Two other van Gogh paintings had already been sold this year—one at, and the other the result of, Maastricht. The first was a 10¾in by 14in study of pink and white lilac blossoms
(Fig 3), painted in 1887, when the artist was in Paris. There he met the Impressionists and other artists, such as Signac, who recalled: ‘We painted together on the riverbanks, we lunched at roadside cafes and we returned by foot to Paris via the Avenues of Saint-ouen and Clichy. Van Gogh, wearing the blue overalls of a zinc worker, would have little dots of color painted on his shirtsleeves. Striding quite close to me, he would be yelling, gesticulating and brandishing a large sizethirty, freshly painted canvas; in this fashion he would manage to polychrome both himself and the passers-by.’ Lilacs, with an asking price of $9.5 million (£7 million), was sold to a new client at Maastricht by the Hammer Galleries of New York.

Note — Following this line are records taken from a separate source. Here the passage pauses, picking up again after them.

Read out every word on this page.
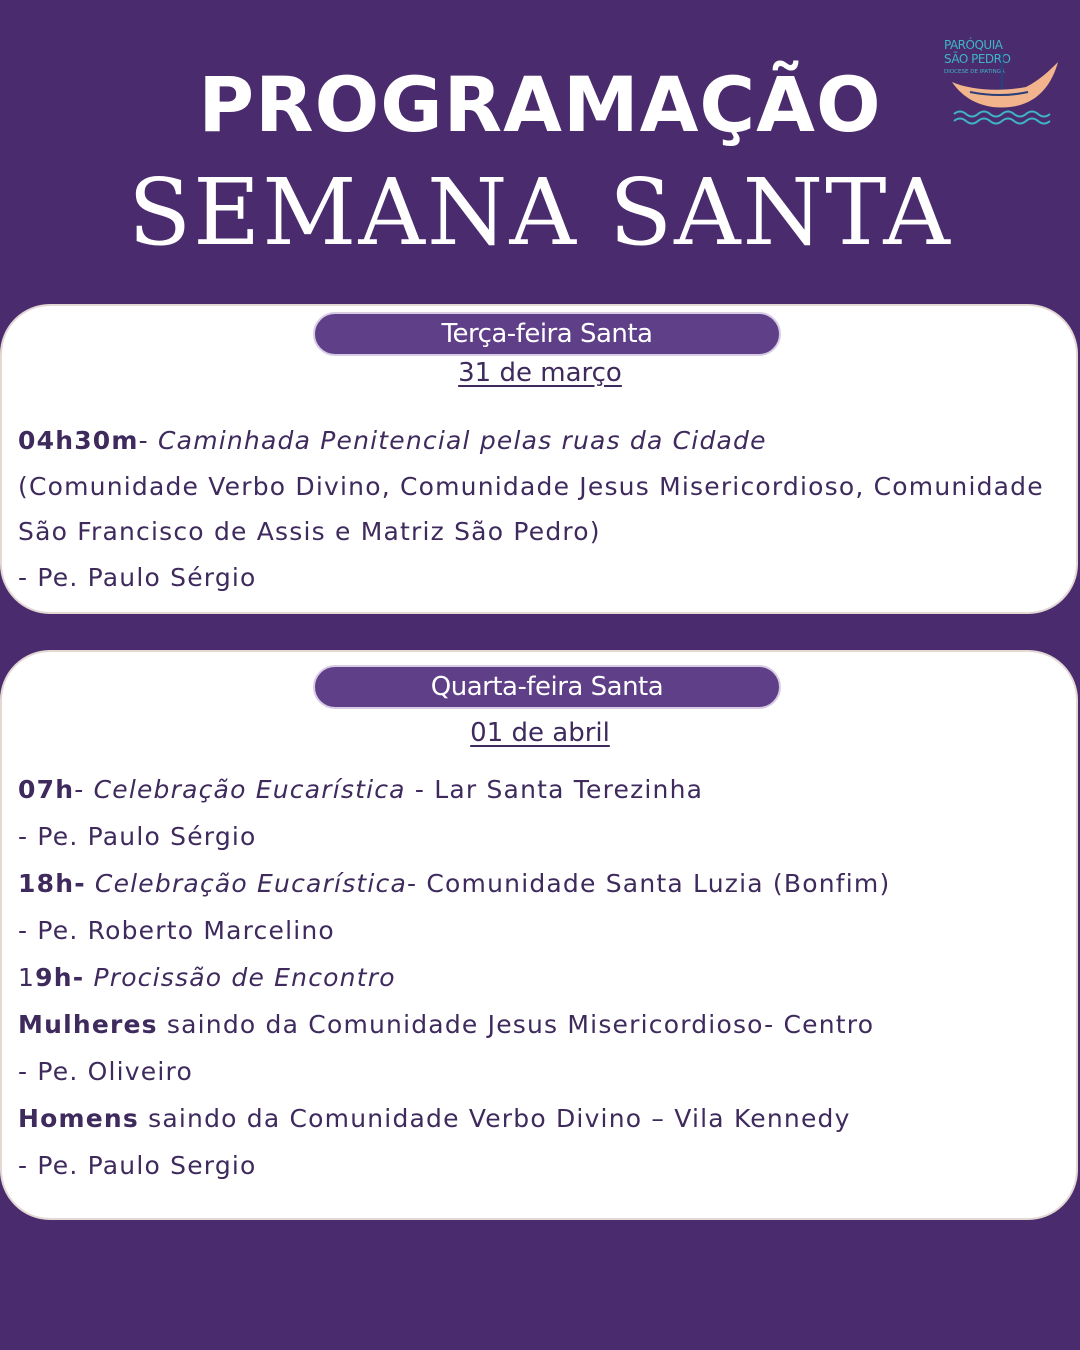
PROGRAMAÇÃO
SEMANA SANTA
PARÓQUIA
SÃO PEDRO
DIOCESE DE IPATINGA
Terça-feira Santa
31 de março
04h30m- Caminhada Penitencial pelas ruas da Cidade
(Comunidade Verbo Divino, Comunidade Jesus Misericordioso, Comunidade
São Francisco de Assis e Matriz São Pedro)
- Pe. Paulo Sérgio
Quarta-feira Santa
01 de abril
07h- Celebração Eucarística - Lar Santa Terezinha
- Pe. Paulo Sérgio
18h- Celebração Eucarística- Comunidade Santa Luzia (Bonfim)
- Pe. Roberto Marcelino
19h- Procissão de Encontro
Mulheres saindo da Comunidade Jesus Misericordioso- Centro
- Pe. Oliveiro
Homens saindo da Comunidade Verbo Divino – Vila Kennedy
- Pe. Paulo Sergio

It often takes months to conclude sales begun at the world’s greatest art fair. This is especially the case with museums, where trustees, committees and patrons may have to be consulted, so the announcement by London dealer Connaught Brown that its van Gogh has now gone to the Noordbrabants Museum in the Netherlands follows relatively quickly on the heels of the March fair.
The 12in by 15¾in canvas, Bottles and a Cowrie Shell (Fig 2), priced in the region of €3.5 million (£3 million), is one of 13 still lifes painted in the autumn of 1884, which was during van Gogh’s two-year stay with his parents at Nuenen, and now all but two of them are in museums. During the stay, van Gogh was helping to teach an artist called Charles Hermans and, as he wrote to his brother Theo: ‘Hermans possesses so many beautiful things, old pitchers and other antiques… just today Hermans told me that if I wanted to paint for myself a picture of things that were still too difficult for him, I could take them with me to the studio… I shall make one for you, and will pick out the best things.’
Van Gogh left the picture with his mother when he departed for Antwerp in the following year and the provenance goes through Theo, from whom it was acquired in 1904 by Henricus Petrus Bremmer, an early admirer and a collaborator in the first catalogue raisonné. It joins several other early van Goghs in Noordbrabant.
Man Ray (1890–1976)— Dadaist, Surrealist, painter, photographer and all-round experimenter—is principally associated with Paris, where he lived from 1921 to 1940, and again from 1951 until his death. Although he had little to do with London, his avant-garde connections were good and among his friends was a fellow American, the graphic designer Edward Mcknight Kauffer.
When Ray decided to return to New York City ahead of the coming war, he passed through London and it was probably Kauffer who introduced him to Frank Pick, chief executive of London Transport and the patron who commissioned so many of its outstanding posters. For him, Ray produced two of the greatest, the 39½in by 24¾in matching pair, London Underground and Keeps London Going (Fig 4), each showing the Underground logo (designed by Edward Johnson in 1913) and Saturn against the blackness of Space. They were created using Ray’s rayograph process, which involved placing objects directly on photographic paper and exposing it to light.